I always like getting together with Remy. We usually end up discussing sci-fi books we’re reading, commiserating with one another about conference-organising, discussing the minutiae of browser APIs, or talking about the big-picture vision of the World Wide Web.
On this train ride we ended up talking about the march of time and how death comes for us all …and our websites.
Take The Session, for example. It’s been running for two and a half decades in one form or another. I plan to keep it running for many more decades to come. But I’m the weak link in that plan.
If I get hit by a bus tomorrow, The Session will keep running. The hosting is paid up for a while. The domain name is registered for as long as possible. But inevitably things will need to be updated. Even if no new features get added to the site, someone’s got to install updates to keep the underlying software safe and secure.
Remy and I discussed the long-term prospects for widening out the admin work to more people. But we also discussed smaller steps I could take in the meantime.
Like, there’s the actual content of the website.
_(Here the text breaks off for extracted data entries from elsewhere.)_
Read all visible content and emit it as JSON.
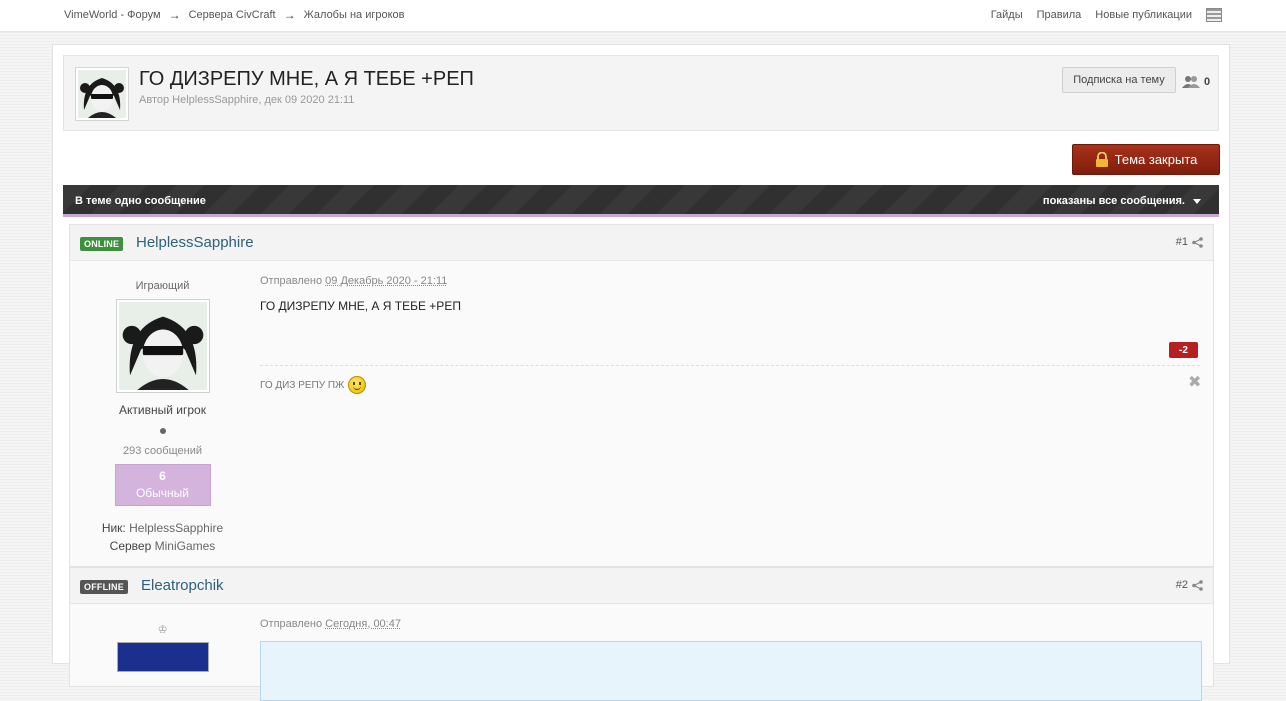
{
  "breadcrumb": {
    "items": [
      "VimeWorld - Форум",
      "Сервера CivCraft",
      "Жалобы на игроков"
    ],
    "separator": "→"
  },
  "toplinks": [
    "Гайды",
    "Правила",
    "Новые публикации"
  ],
  "topic": {
    "title": "ГО ДИЗРЕПУ МНЕ, А Я ТЕБЕ +РЕП",
    "meta": "Автор HelplessSapphire, дек 09 2020 21:11",
    "subscribe_label": "Подписка на тему",
    "followers_count": "0",
    "closed_label": "Тема закрыта"
  },
  "infobar": {
    "left": "В теме одно сообщение",
    "right": "показаны все сообщения."
  },
  "posts": [
    {
      "status": "ONLINE",
      "author": "HelplessSapphire",
      "number": "#1",
      "group": "Играющий",
      "title": "Активный игрок",
      "post_count": "293 сообщений",
      "rank_level": "6",
      "rank_name": "Обычный",
      "nick_label": "Ник:",
      "nick": "HelplessSapphire",
      "server_label": "Сервер",
      "server": "MiniGames",
      "posted_prefix": "Отправлено",
      "posted_date": "09 Декабрь 2020 - 21:11",
      "text": "ГО ДИЗРЕПУ МНЕ, А Я ТЕБЕ +РЕП",
      "reputation": "-2",
      "signature": "ГО ДИЗ РЕПУ ПЖ"
    },
    {
      "status": "OFFLINE",
      "author": "Eleatropchik",
      "number": "#2",
      "group_icon": "crown-icon",
      "posted_prefix": "Отправлено",
      "posted_date": "Сегодня, 00:47"
    }
  ],
  "colors": {
    "online": "#3f8f3f",
    "offline": "#555555",
    "closed_button": "#8f2613",
    "rank_box": "#d4b3dd",
    "author_link": "#2f5f79",
    "rep_negative": "#b52020"
  }
}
Now, I currently share exports from the database every week in JSON, CSV, and SQLite. That’s good. But you need to be tech nerd to do anything useful with that data.
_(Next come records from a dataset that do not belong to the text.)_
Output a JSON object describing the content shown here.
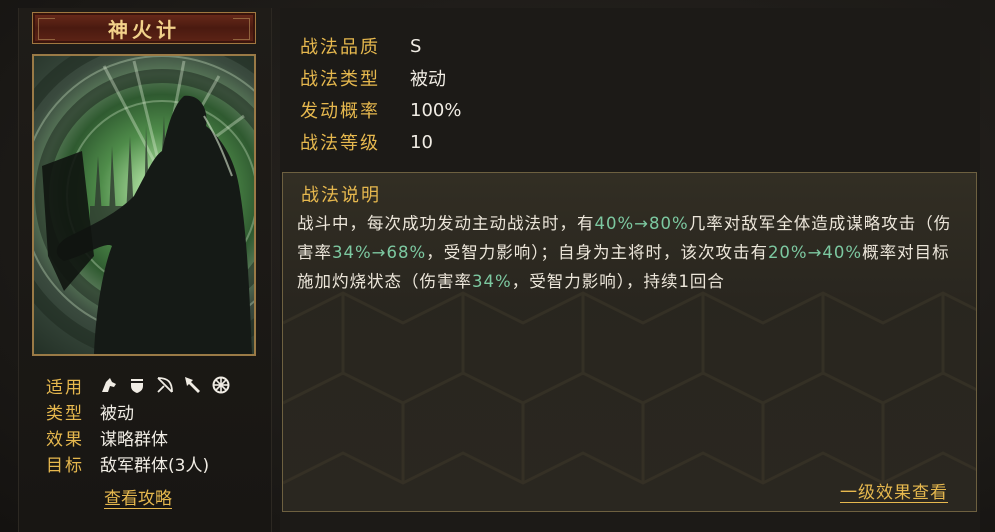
{
  "tactic": {
    "name": "神火计"
  },
  "attributes": [
    {
      "key": "适用",
      "value": ""
    },
    {
      "key": "类型",
      "value": "被动"
    },
    {
      "key": "效果",
      "value": "谋略群体"
    },
    {
      "key": "目标",
      "value": "敌军群体(3人)"
    }
  ],
  "troop_icons": [
    "cavalry-icon",
    "shield-icon",
    "bow-icon",
    "spear-icon",
    "wheel-icon"
  ],
  "guide_link": "查看攻略",
  "stats": [
    {
      "key": "战法品质",
      "value": "S"
    },
    {
      "key": "战法类型",
      "value": "被动"
    },
    {
      "key": "发动概率",
      "value": "100%"
    },
    {
      "key": "战法等级",
      "value": "10"
    }
  ],
  "description": {
    "title": "战法说明",
    "segments": [
      {
        "text": "战斗中，每次成功发动主动战法时，有",
        "highlight": false
      },
      {
        "text": "40%→80%",
        "highlight": true
      },
      {
        "text": "几率对敌军全体造成谋略攻击（伤害率",
        "highlight": false
      },
      {
        "text": "34%→68%",
        "highlight": true
      },
      {
        "text": "，受智力影响）；自身为主将时，该次攻击有",
        "highlight": false
      },
      {
        "text": "20%→40%",
        "highlight": true
      },
      {
        "text": "概率对目标施加灼烧状态（伤害率",
        "highlight": false
      },
      {
        "text": "34%",
        "highlight": true
      },
      {
        "text": "，受智力影响），持续1回合",
        "highlight": false
      }
    ]
  },
  "effect_link": "一级效果查看",
  "colors": {
    "gold": "#e6b84e",
    "highlight": "#7cc8a0",
    "banner": "#5e2416"
  }
}
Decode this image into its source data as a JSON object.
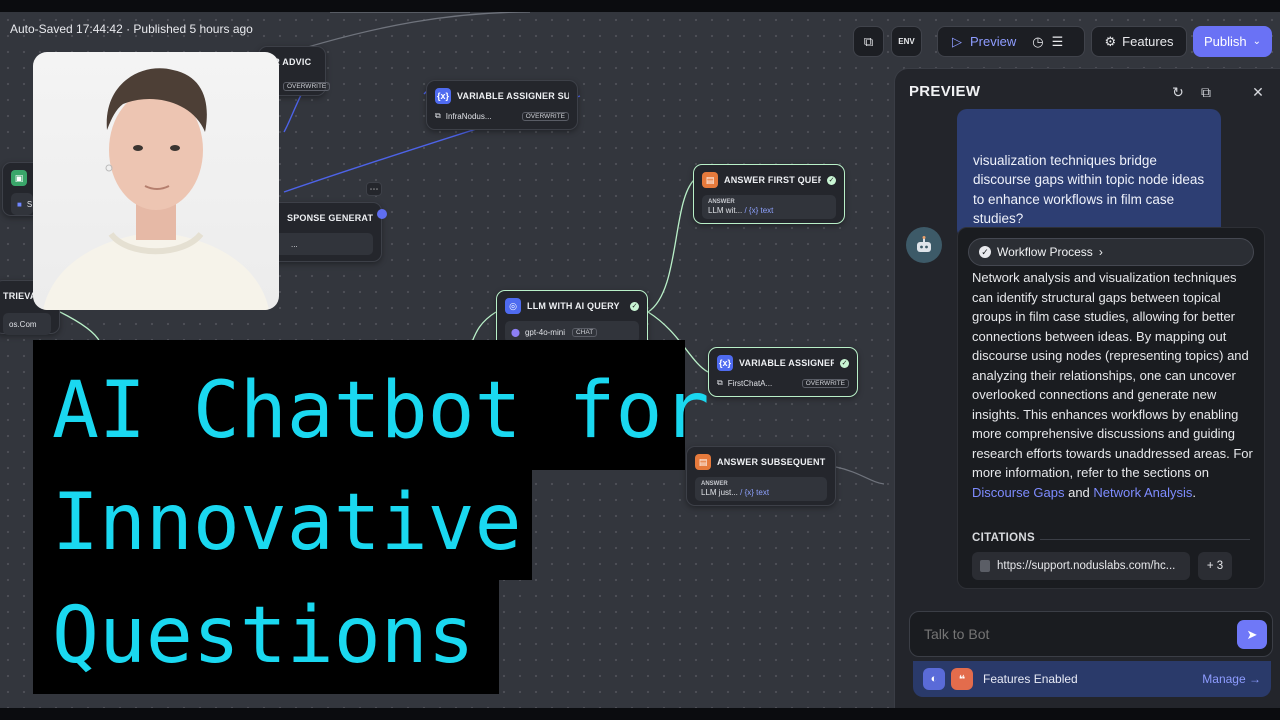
{
  "status": {
    "autosave": "Auto-Saved 17:44:42 · Published 5 hours ago"
  },
  "toolbar": {
    "env_label": "ENV",
    "preview_label": "Preview",
    "features_label": "Features",
    "publish_label": "Publish"
  },
  "nodes": [
    {
      "id": "llm-advice",
      "title": "ER ADVIC",
      "tag": "OVERWRITE"
    },
    {
      "id": "var-summ",
      "title": "VARIABLE ASSIGNER SUMM",
      "row": "InfraNodus...",
      "tag": "OVERWRITE"
    },
    {
      "id": "response",
      "title": "SPONSE GENERATED",
      "row": "..."
    },
    {
      "id": "left-k",
      "title": "K",
      "row": "S"
    },
    {
      "id": "retrieval",
      "title": "TRIEVAL",
      "row": "os.Com"
    },
    {
      "id": "answer-first",
      "title": "ANSWER FIRST QUERY",
      "label": "ANSWER",
      "row_a": "LLM wit...",
      "row_b": "/ {x} text"
    },
    {
      "id": "llm-ai",
      "title": "LLM WITH AI QUERY",
      "row": "gpt-4o-mini",
      "tag": "CHAT"
    },
    {
      "id": "var-first",
      "title": "VARIABLE ASSIGNER FIRS'",
      "row": "FirstChatA...",
      "tag": "OVERWRITE"
    },
    {
      "id": "answer-sub",
      "title": "ANSWER SUBSEQUENT QUE",
      "label": "ANSWER",
      "row_a": "LLM just...",
      "row_b": "/ {x} text"
    }
  ],
  "headline": {
    "line1": "AI Chatbot for",
    "line2": "Innovative",
    "line3": "Questions"
  },
  "preview": {
    "title": "PREVIEW",
    "user_message": "visualization techniques bridge discourse gaps within topic node ideas to enhance workflows in film case studies?",
    "workflow_label": "Workflow Process",
    "answer_text": "Network analysis and visualization techniques can identify structural gaps between topical groups in film case studies, allowing for better connections between ideas. By mapping out discourse using nodes (representing topics) and analyzing their relationships, one can uncover overlooked connections and generate new insights. This enhances workflows by enabling more comprehensive discussions and guiding research efforts towards unaddressed areas. For more information, refer to the sections on ",
    "link1": "Discourse Gaps",
    "and_text": " and ",
    "link2": "Network Analysis",
    "end_text": ".",
    "citations_label": "CITATIONS",
    "citation_url": "https://support.noduslabs.com/hc...",
    "citation_more": "+ 3",
    "input_placeholder": "Talk to Bot",
    "features_enabled": "Features Enabled",
    "manage_label": "Manage"
  },
  "icons": [
    "window-icon",
    "env-icon",
    "play-icon",
    "history-icon",
    "checklist-icon",
    "features-icon",
    "chevron-down-icon",
    "refresh-icon",
    "open-external-icon",
    "close-icon",
    "robot-icon",
    "check-icon",
    "chevron-right-icon",
    "file-icon",
    "send-icon",
    "arrow-right-icon"
  ],
  "colors": {
    "accent": "#6a72f5",
    "headline": "#1ad8f0",
    "link": "#7e8cff",
    "user_bubble": "#2d3e73"
  }
}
The more I talked about it with Remy, the more I realised that HTML would be the most useful format for the most people.
There’s a cute acronym in the world of digital preservation: LOCKSS. Lots Of Copies Keep Stuff Safe. If there were multiple copies of The Session’s content out there in the world, then I’d have a nice little insurance policy against some future catastrophe befalling the live site.
With the seed of the idea planted in my head, I waited until I had some time to dive in and see if this was doable.
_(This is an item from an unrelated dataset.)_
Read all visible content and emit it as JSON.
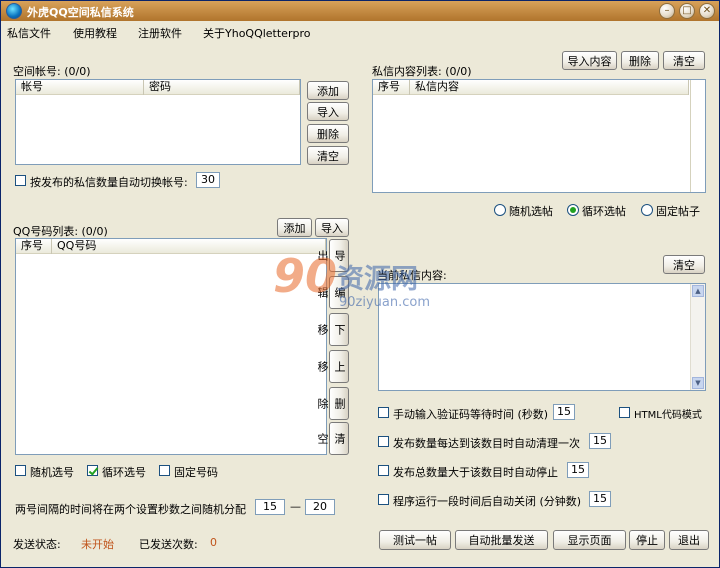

Fortunately I had plenty of opportunity to do just that on some other train rides. When I was in Spain and France recently, I spent hours and hours on trains. For some reason, I find train journeys very conducive to coding, especially if you don’t need an internet connection.
By the time I was back home, the code was done. Here’s the result:
The Session archive: a static copy of the content on thesession.org.
If you want to grab a copy for yourself, go ahead and download this .zip file. Be warned that it’s quite large! The .zip file is over two gigabytes in size and the unzipped collection of web pages is almost ten gigabytes. I plan to update the content every week or so.
I’ve put a copy up on Netlify and I’m serving it from the subdomain archive.thesession.org if you want to check out the results without downloading the whole thing.
Because this is a collection of static files, there’s no search. But you can use your browser’s “Find in Page” feature to search within the (very long) index pages of each section of the site.
You don’t need to a web server to click around between the pages: they should all work straight from your file system. Double-clicking any HTML file should give a starting point.
I wanted to reduce the dependencies on each page to as close to zero as I could. All the CSS is embedded in the the page. Likewise with most of the JavaScript (you’ll still need an internet connection to get audio playback and dynamic maps). This keeps the individual pages nice and self-contained. That means they can be shared around (as an email attachment, for example).
I’ve shared this project with the community on The Session and people are into it. If nothing else, it could be handy to have an offline copy of the site’s content on your hard drive for those situations when you can’t access the site itself.